I know that MMO analogies are unpopular and often taken to be insulting, but I really, TRULY do think that MMOs have something that tabletop games--and D&D in particular--could learn from. In most games--say, FFXIV or GW2, or even WoW--there are classes with dirt-simple mechanics, minimal need to worry about "rotation" or "uptime/downtime" or whatever, and some of them are "martial." There are also classes with complex chains, linked skills, dependency on combos or an involved rotation...
and some of them are also martial.
D&D, for whatever reason, has devoutly held onto this strange conception that "magic = complicated, melee = simple"--or, rather, melee =
simplistic. It's become ingrained, practically a symbol of pride for some gamers, that Fighters are for noobs, Wizards are for "experienced" players, and that concept generalizes to other similar classes (even 13A is guilty of it--the Fighter, Paladin, and Barbarian are all lower-complexity, even if you pull out all the stops, than a typical Cleric or Wizard).
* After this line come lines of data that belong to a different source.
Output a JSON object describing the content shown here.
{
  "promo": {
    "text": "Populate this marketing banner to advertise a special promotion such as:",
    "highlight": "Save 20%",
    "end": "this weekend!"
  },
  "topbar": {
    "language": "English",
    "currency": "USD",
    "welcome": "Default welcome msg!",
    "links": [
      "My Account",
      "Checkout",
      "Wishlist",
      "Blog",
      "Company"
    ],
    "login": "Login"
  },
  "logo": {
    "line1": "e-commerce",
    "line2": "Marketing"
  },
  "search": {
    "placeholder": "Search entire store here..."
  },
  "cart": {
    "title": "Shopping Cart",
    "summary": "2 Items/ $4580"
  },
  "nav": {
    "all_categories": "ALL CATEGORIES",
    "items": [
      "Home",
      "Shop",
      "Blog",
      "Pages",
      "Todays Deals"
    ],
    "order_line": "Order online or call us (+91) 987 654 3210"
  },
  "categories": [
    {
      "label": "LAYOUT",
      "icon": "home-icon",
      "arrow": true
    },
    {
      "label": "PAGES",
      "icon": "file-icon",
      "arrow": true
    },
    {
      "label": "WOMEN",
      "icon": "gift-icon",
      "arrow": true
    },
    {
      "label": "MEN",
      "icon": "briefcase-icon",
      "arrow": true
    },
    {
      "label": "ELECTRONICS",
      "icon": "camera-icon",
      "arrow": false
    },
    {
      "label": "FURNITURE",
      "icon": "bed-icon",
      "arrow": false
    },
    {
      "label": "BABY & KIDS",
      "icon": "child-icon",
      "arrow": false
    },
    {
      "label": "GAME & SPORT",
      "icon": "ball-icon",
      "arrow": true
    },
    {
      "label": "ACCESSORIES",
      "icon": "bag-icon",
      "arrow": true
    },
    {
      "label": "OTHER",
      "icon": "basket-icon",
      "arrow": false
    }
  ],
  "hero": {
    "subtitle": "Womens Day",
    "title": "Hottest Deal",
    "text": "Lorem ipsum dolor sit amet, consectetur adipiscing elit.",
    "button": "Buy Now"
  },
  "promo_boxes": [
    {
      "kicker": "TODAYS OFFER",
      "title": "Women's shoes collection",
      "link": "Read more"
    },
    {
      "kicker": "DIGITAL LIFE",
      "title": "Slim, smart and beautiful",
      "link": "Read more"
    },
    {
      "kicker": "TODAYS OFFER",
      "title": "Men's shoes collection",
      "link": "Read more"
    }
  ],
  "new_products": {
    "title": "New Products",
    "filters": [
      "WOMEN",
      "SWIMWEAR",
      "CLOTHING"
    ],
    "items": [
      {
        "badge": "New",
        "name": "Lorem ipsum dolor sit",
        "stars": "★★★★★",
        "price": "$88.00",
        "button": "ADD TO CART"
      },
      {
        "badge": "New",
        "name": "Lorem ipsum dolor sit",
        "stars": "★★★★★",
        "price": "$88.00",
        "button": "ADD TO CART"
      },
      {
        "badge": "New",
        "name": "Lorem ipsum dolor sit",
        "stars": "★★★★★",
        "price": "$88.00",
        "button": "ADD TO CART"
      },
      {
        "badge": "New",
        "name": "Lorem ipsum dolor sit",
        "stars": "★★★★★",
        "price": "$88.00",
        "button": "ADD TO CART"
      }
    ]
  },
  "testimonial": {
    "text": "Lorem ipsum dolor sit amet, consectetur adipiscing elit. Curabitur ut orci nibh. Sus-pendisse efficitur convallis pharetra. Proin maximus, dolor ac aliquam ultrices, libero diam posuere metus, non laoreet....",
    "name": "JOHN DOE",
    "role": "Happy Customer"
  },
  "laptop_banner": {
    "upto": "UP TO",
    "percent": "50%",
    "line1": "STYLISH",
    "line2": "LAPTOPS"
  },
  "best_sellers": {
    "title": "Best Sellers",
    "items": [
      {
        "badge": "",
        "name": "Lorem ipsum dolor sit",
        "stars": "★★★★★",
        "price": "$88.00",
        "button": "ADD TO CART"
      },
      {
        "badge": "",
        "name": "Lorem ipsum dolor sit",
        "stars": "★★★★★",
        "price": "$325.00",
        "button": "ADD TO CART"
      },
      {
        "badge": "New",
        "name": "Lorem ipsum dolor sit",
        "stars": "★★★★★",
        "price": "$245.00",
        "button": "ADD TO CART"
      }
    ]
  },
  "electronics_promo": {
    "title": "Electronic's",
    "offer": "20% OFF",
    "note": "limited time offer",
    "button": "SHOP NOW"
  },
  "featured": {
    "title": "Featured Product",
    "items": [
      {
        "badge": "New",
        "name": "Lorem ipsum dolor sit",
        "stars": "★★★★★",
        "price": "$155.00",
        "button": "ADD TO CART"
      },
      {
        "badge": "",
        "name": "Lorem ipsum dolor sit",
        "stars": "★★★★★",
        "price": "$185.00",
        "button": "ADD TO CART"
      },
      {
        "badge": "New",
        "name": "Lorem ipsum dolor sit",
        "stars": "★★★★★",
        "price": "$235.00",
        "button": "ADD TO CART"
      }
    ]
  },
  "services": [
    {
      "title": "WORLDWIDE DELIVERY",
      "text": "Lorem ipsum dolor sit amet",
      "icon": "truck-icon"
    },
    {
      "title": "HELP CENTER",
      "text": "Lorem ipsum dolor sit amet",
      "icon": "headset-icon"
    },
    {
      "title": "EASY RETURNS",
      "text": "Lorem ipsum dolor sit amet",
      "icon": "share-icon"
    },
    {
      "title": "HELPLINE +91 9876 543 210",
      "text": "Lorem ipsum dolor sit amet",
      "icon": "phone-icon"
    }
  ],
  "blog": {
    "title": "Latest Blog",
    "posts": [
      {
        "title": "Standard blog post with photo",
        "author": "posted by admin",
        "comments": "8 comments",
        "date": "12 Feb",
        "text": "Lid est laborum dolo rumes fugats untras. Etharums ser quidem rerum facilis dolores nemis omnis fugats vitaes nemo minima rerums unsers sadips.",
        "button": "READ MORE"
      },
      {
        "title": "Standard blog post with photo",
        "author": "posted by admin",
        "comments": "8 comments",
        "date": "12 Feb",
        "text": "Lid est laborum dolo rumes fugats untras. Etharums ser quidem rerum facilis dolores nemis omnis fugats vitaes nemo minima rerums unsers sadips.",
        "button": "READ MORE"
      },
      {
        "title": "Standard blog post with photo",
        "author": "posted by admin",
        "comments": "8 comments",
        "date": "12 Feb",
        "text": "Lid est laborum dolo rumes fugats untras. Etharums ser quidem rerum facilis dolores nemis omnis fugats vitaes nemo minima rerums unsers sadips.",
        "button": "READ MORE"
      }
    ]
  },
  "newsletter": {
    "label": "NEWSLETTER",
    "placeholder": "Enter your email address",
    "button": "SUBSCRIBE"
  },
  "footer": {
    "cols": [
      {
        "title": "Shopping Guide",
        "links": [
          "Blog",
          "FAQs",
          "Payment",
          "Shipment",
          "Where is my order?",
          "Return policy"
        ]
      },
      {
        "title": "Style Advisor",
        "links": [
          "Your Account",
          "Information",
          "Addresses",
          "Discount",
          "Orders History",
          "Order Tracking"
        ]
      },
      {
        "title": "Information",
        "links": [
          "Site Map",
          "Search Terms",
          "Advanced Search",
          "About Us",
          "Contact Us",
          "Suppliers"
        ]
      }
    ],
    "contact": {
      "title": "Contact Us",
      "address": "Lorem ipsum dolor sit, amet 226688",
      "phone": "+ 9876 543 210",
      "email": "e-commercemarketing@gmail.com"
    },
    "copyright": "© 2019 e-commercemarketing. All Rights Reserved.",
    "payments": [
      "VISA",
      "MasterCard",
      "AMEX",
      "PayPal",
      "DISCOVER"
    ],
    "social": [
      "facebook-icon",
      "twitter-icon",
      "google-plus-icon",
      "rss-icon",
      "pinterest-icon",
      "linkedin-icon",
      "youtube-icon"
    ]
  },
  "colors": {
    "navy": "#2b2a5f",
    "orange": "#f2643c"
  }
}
But not everyone who is new wants to swing a sword; not everyone who likes playing Fighters (or even "Fighter-types") likes minimal-complexity classes; not everyone who likes casting spells prefers high-complexity classes.
But if they--WotC, Pelgrane,
anybody--really care about attracting sales and "growing" rather than "maintaining," this seems like THE biggest sacred cow we have yet to slay. Some versions of D&D have been better and others worse, and the D&D Next playtest even paid lip service to the idea...only to completely and totally abandon it later.
So I guess that's something I'd add to my answer, or rather that I would give in answer to the slightly different question, "What
isn't the Fighter class to you?"
The Fighter class
isn't defined by a particular level of complexity. It isn't confined to being complex OR simple, and instead covers a wide swathe of options.
Speaking, of course, about D&D and not other systems. Dungeon World, for example, the classes are intended to be small and self-contained, but (relatively) easy to create (among other useful attributes that make DW a different beast from D&D).